Грустно улыбаясь, Ибрахим прошептал:
— Это Шадия возвращается ко мне в конце моей жизни — на этот раз в виде кары.
Его улыбка превратилась в смех и, взяв мою руку, лежавшую на столе, в свои, он пристально поглядел мне в лицо и сказал:
— Да поможет тебе Аллах!
— О чем ты?
ГЛАВА ШЕСТАЯ
Барабаны Лорки выбивают дробь в память о поэте
Почему в тот день я так стремился увидеть ее? Почему отправился в наше кафе задолго до того времени, когда она обычно туда приходила, и не сводил глаз с входной двери?

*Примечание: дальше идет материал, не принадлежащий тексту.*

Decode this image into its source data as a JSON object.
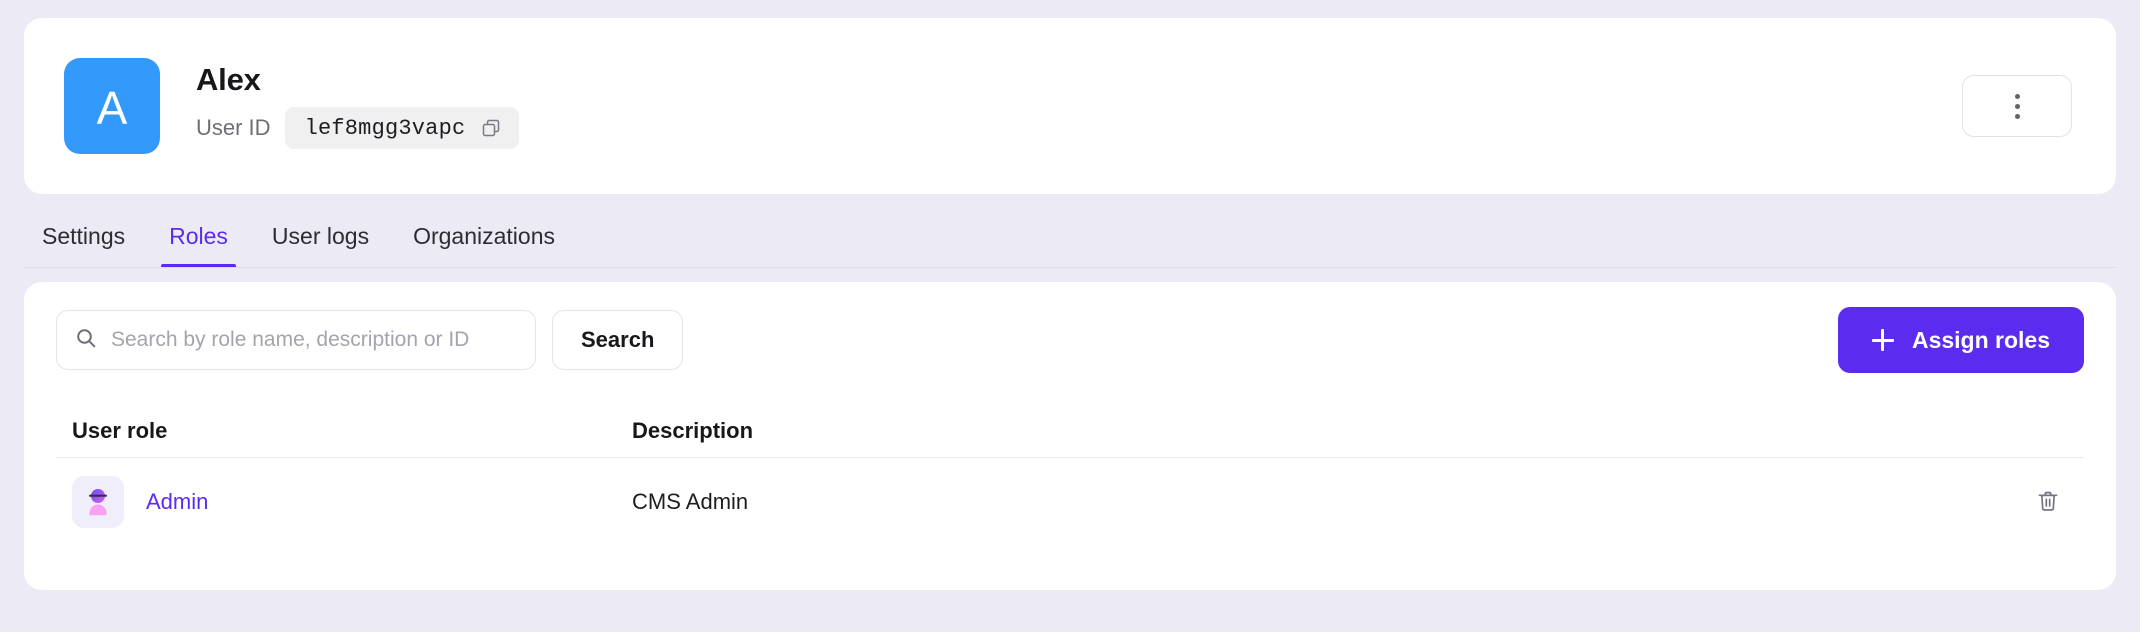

Почему сердце мое бешено заколотилось, как только я увидел ее идущей легкими шагами в своем синем костюме, с улыбкой, освещающей ее лицо и весь мир вокруг? Почему скрывал смущение и растерянность, ведя долгие разговоры о странах, в которых бывал, о людях, которых встречал, о чем угодно, только не о себе и не о ней? Почему так боялся, что ее проницательный взгляд прочтет за пустыми словами истину на моем лице?.. Почему потускнел призрак Манар, и образ Бриджит сделался спутником моих бессонных ночей?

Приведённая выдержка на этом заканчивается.